If the liquid biopsy, which makes it possible to diagnose cancers in a more precise and less expensive way, without surgery, seems revolutionary, some obstacles remain to be overcome before a generalization of this method.
Microfluidics is the science of manipulating fluids at the micrometric scale. At present, this area of research is exploding. So much so that more than 250 companies and 250 research teams are working on it around the world. The number of applications is considerable, whether in energy, cosmetics, the food industry or health. In the medical sector, one of the most promising applications is liquid biopsy, which helps in better diagnosis of cancer and should be generalized by 2030. But if this technique seems revolutionary, some limits still remain.

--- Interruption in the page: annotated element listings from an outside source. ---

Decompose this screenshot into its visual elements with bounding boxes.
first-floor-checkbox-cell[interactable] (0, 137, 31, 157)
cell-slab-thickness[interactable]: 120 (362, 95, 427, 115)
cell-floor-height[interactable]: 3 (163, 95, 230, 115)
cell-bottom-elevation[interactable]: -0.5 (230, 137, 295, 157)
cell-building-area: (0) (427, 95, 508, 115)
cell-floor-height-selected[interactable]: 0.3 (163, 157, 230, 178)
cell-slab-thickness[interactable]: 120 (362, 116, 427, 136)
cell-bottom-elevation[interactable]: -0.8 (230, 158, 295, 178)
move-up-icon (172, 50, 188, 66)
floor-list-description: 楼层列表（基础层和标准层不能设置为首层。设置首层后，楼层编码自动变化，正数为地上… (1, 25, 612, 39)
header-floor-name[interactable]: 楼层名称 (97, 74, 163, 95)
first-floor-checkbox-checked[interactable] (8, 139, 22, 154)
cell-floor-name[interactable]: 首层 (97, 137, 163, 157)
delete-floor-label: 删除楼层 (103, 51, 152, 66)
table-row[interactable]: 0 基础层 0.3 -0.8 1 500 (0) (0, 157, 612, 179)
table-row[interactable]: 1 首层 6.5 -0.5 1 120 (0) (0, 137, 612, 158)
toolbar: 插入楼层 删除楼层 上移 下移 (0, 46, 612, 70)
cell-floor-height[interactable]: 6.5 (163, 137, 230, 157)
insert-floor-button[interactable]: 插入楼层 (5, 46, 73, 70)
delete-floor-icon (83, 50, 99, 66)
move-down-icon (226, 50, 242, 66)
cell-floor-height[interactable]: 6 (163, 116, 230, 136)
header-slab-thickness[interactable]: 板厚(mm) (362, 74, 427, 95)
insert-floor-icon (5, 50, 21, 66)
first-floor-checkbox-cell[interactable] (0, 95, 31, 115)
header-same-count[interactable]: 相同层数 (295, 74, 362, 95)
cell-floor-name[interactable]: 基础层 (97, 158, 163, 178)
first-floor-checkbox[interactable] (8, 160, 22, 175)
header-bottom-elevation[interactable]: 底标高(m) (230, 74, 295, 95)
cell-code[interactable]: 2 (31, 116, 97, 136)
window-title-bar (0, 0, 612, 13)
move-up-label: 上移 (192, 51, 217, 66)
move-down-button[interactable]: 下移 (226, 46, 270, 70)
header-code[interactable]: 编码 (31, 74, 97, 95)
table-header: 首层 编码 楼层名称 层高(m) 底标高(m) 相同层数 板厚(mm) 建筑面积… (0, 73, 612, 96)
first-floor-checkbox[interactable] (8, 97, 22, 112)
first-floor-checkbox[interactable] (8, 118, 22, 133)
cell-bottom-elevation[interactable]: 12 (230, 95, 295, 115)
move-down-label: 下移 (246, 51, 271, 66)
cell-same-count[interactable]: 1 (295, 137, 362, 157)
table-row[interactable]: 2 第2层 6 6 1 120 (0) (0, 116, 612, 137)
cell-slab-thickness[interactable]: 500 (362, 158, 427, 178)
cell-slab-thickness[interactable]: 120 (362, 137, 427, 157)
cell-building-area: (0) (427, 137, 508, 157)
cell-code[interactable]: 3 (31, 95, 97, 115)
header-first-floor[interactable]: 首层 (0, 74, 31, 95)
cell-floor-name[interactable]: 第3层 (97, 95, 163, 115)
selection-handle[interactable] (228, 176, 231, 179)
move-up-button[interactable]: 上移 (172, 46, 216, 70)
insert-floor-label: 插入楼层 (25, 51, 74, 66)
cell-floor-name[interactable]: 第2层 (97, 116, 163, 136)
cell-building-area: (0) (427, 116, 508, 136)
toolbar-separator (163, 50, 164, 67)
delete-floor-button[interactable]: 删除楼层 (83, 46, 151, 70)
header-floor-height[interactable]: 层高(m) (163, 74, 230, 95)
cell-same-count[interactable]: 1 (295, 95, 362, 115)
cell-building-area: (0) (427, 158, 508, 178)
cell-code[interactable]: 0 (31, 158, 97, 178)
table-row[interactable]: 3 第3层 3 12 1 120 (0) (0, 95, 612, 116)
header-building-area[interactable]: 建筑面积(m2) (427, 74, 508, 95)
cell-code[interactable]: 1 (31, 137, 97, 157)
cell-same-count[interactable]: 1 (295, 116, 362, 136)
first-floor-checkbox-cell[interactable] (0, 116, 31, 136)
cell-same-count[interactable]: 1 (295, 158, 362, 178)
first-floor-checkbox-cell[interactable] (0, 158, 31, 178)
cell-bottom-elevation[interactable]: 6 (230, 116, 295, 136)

The liquid biopsy makes it possible to recover circulating tumor cells and thus to collect a maximum of information on the composition of the tumor and its stage of development, without any surgical intervention. Valerie Talydirector of research at the National Center for Scientific Research (CNRS), interviewed by Fréquence Médicale, explains: this method “consists of analyzing elements from the tumor in the biological effluents of patients. It can be circulating tumor cells and for a very long time it was essentially the case, but we can also have other biological elements including circulating tumor DNA which is the element on which we are particularly working”, explains. -she.
Clinical biopsy remains a research tool
In addition to blood, it is possible to find elements of the tumor in other liquids such as urine, semen or saliva, which makes it possible to dispense with traditional tissue biopsies, which can be risky for patients.
And if many works have already shown the interest of this practice, whether for monitoring therapeutic efficacy for cancer patients, for detecting recurrence, tumor progression or surgical efficacy, Currently, it remains a research tool.
Demonstrate the clinical interest of monitoring biological markers
“We have to be able to demonstrate the interest for the patient of monitoring these biological markers in the blood. Likewise, you have to make sure you have the right controls to be sure of what you are analyzing and not give bad results to patients”, explains the Professor Jerome Bibettephysicist and chemist, specialist in microfluidics and director of the Chemistry Biology Innovation Institute (ESPCI) at Frequency Medical.
Because despite major technological progress such as techniques for capturing circulating tumor cells (CTC), products derived from circulating tumors, or next-generation DNA sequencing adapted to circulating material, the clinical utility of these markers remains debated. . At present, “the only clinical indication approved by the regulatory agencies remains the search for EGFR mutations in non-small cell lung cancer”, explains Professor Jean-Yves Pierga, specialist in oncology at the Institute. Curie on the specialist site Edimark.fr.
“The use of CTCs or tcDNA as tools for the early detection of a primary tumor or a recurrence remains a subject of very active clinical research, but is not, in the absence of clinical evidence, usable routinely”, he concludes, noting however the interest of these markers as tools for deciphering the mechanisms of the metastatic process.